Uma grande empresa têxtil estava à beira da falência na década de 1990 e parou de pagar tributos. Em 2000, aderiu a um programa de refinanciamento do governo. Quitou os valores em três anos, com juros e multa, sem descontos. Esse é um resumo de uma das histórias contadas pela presidente da Lupo em entrevista à repórter desta Folha Daniele Madureira.
Ela relata ainda que a companhia sobreviveu ao longo dos anos planejando suas operações em função de benefícios fiscais. Quando um deles foi reduzido, decidiu abrir uma nova fábrica, mas no Paraguai, onde está seu principal concorrente, uma empresa chinesa.
Mais de 130 mil empresas aderiram ao primeiro Refis. Em dois anos, mais de 70% delas foram excluídas por inadimplência. A prática de muitos contribuintes (a Lupo foi uma exceção) era suspender o pagamento após alguns meses e esperar por um novo programa. Foram cerca de dez até 2017. Em 2020, a nova legislação sobre negociações tributárias colocou um ponto final nesse ciclo, questão que abordei em outra coluna.
O pagamento dentro do Refis também evitava a punição por sonegação, já que o entendimento predominante no Judiciário é que o fato de a empresa enfrentar dificuldades financeiras ou optar por pagar funcionários e fornecedores em detrimento do fisco não afasta a responsabilidade penal do administrador. São poucos os casos em que a Justiça considerou a necessidade de evitar o fechamento imediato do negócio.
Outro tema abordado na entrevista foi a abertura da filial no Paraguai. Um vídeo compartilhado por um tributarista mostra o desespero de um empresário argentino quando se compara a carga tributária do seu país com a de um industrial paraguaio. Não colocaram um brasileiro ao lado.
Além de impostos mais baixos, o sistema tributário no Paraguai possui o regime para maquiladoras, empresas voltadas para o mercado exterior que pagam imposto único de 1% com a obrigação de cumprir uma cota de conteúdo nacional. Elas respondem por dois terços das exportações paraguaias, e 64% do que é vendido para o exterior vem para o Brasil, com destaque para autopeças e têxteis.
Se os impostos são menores, por que todas as empresas não se mudam para lá? E o que explica tamanha discrepância entre as cargas tributárias dos dois países?
A arrecadação no Brasil em percentual do PIB é de 32%, bem superior à do Paraguai (18%). Enquanto o vizinho tem uma carga próxima da média da América Latina (21%), estamos próximos da OCDE (34%), grupo de países mais desenvolvidos. Nosso governo conta com uma receita anual de US$ 4.726 por habitante. Os vizinhos têm US$ 1.733, segundo estudo publicado pelo comitê de secretários de Fazenda.

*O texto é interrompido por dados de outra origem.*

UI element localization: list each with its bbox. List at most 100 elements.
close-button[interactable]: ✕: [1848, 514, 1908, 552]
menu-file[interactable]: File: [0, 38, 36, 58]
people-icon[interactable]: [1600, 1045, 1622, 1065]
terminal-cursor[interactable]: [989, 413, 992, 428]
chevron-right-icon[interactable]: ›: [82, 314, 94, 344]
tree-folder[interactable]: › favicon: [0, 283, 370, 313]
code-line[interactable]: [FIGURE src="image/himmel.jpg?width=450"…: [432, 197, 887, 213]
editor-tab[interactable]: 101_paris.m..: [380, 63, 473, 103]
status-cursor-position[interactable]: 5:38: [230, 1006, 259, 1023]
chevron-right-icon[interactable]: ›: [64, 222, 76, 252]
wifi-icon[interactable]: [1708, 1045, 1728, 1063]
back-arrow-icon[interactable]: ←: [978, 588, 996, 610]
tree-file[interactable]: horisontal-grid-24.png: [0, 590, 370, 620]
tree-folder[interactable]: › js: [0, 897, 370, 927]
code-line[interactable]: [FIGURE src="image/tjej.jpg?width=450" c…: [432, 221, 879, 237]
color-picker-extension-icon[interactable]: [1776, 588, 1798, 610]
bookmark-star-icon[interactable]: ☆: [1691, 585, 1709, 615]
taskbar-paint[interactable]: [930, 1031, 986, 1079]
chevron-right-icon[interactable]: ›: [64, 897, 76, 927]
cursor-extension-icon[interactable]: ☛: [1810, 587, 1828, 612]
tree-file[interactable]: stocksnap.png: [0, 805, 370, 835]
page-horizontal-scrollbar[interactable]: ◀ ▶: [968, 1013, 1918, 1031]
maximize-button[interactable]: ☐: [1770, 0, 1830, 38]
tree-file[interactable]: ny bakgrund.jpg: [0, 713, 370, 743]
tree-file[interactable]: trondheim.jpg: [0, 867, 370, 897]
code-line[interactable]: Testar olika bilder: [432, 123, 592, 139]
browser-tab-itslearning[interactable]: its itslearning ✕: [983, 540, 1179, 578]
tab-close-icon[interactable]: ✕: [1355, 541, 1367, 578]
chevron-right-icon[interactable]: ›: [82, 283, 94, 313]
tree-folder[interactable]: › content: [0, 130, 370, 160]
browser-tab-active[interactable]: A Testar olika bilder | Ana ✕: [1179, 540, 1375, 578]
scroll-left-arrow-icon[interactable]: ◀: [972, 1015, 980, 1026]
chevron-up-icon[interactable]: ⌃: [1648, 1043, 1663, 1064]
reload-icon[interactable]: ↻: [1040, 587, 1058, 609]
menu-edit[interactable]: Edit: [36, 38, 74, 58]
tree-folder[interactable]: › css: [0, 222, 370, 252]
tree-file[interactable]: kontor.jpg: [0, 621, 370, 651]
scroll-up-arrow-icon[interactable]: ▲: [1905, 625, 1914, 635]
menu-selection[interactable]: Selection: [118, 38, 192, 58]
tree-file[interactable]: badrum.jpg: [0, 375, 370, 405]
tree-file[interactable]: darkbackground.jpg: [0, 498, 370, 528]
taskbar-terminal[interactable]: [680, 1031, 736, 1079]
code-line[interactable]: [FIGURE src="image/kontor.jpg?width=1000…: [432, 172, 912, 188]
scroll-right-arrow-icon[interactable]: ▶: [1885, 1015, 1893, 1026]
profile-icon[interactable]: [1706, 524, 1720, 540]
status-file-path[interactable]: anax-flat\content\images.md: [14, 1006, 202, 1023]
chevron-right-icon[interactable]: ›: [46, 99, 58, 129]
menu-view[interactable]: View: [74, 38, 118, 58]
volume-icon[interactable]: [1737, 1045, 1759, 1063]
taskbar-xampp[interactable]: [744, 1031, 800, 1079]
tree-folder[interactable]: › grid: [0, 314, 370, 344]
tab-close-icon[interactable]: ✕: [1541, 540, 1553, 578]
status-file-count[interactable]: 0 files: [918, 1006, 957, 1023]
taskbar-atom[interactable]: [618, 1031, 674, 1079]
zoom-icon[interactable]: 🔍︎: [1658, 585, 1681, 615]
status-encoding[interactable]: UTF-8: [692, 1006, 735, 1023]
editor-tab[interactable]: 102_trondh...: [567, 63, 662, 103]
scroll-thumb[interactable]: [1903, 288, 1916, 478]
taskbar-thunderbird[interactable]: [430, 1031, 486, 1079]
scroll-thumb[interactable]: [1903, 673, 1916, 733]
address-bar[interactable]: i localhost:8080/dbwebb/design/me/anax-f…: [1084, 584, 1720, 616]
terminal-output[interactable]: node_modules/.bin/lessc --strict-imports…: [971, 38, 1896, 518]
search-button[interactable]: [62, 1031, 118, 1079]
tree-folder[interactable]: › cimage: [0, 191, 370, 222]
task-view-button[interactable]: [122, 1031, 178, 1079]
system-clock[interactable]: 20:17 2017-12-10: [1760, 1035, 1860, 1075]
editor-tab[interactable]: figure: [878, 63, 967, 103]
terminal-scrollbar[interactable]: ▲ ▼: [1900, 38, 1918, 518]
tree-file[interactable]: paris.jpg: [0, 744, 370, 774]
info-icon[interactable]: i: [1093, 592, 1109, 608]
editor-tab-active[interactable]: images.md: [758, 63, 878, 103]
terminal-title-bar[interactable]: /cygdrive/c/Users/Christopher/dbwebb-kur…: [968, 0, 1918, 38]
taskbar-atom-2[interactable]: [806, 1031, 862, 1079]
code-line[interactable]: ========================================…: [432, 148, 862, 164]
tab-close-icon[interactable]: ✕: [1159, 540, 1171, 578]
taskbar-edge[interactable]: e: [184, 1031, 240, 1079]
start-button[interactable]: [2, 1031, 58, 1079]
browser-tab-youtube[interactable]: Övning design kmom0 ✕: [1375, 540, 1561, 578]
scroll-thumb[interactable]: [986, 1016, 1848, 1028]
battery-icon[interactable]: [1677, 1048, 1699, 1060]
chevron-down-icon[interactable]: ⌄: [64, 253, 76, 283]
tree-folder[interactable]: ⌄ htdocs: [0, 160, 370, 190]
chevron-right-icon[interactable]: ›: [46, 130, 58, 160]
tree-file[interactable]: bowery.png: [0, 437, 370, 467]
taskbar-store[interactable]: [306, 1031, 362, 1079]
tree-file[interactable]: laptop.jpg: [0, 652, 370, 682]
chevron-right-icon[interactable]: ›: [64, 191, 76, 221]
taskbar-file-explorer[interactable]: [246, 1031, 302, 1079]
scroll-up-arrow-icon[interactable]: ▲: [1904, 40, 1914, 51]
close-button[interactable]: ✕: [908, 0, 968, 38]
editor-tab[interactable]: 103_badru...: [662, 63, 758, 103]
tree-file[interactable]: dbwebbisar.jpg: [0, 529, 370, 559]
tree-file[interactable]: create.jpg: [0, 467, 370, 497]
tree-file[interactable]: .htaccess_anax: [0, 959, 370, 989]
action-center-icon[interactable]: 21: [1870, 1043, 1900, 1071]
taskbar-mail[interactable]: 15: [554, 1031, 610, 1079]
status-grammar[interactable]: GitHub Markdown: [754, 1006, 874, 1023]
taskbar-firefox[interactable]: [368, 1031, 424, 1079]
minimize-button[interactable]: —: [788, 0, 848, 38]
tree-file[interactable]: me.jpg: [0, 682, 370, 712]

Cerca de 70% das empresas que se instalaram pelo regime de maquilas nos últimos 25 anos são brasileiras. Muitas vão em busca de menos impostos e energia barata. Também estão no vizinho o grupo Guararapes, dono da Riachuelo, entre outros.
Empresários que estão lá se queixam de dificuldade no acesso a crédito, falta de mão de obra qualificada, infraestrutura precária e alta informalidade —mais do que por aqui. O vizinho também ocupa posição pior que a do Brasil em rankings de corrupção e desenvolvimento humano.
O caso da Lupo reforça a necessidade de melhora no nosso sistema tributário. As vendas do Paraguai para o mercado brasileiro estão completamente desoneradas, algo que só teremos por aqui a partir de 2027 nos tributos federais e 2033 nos demais.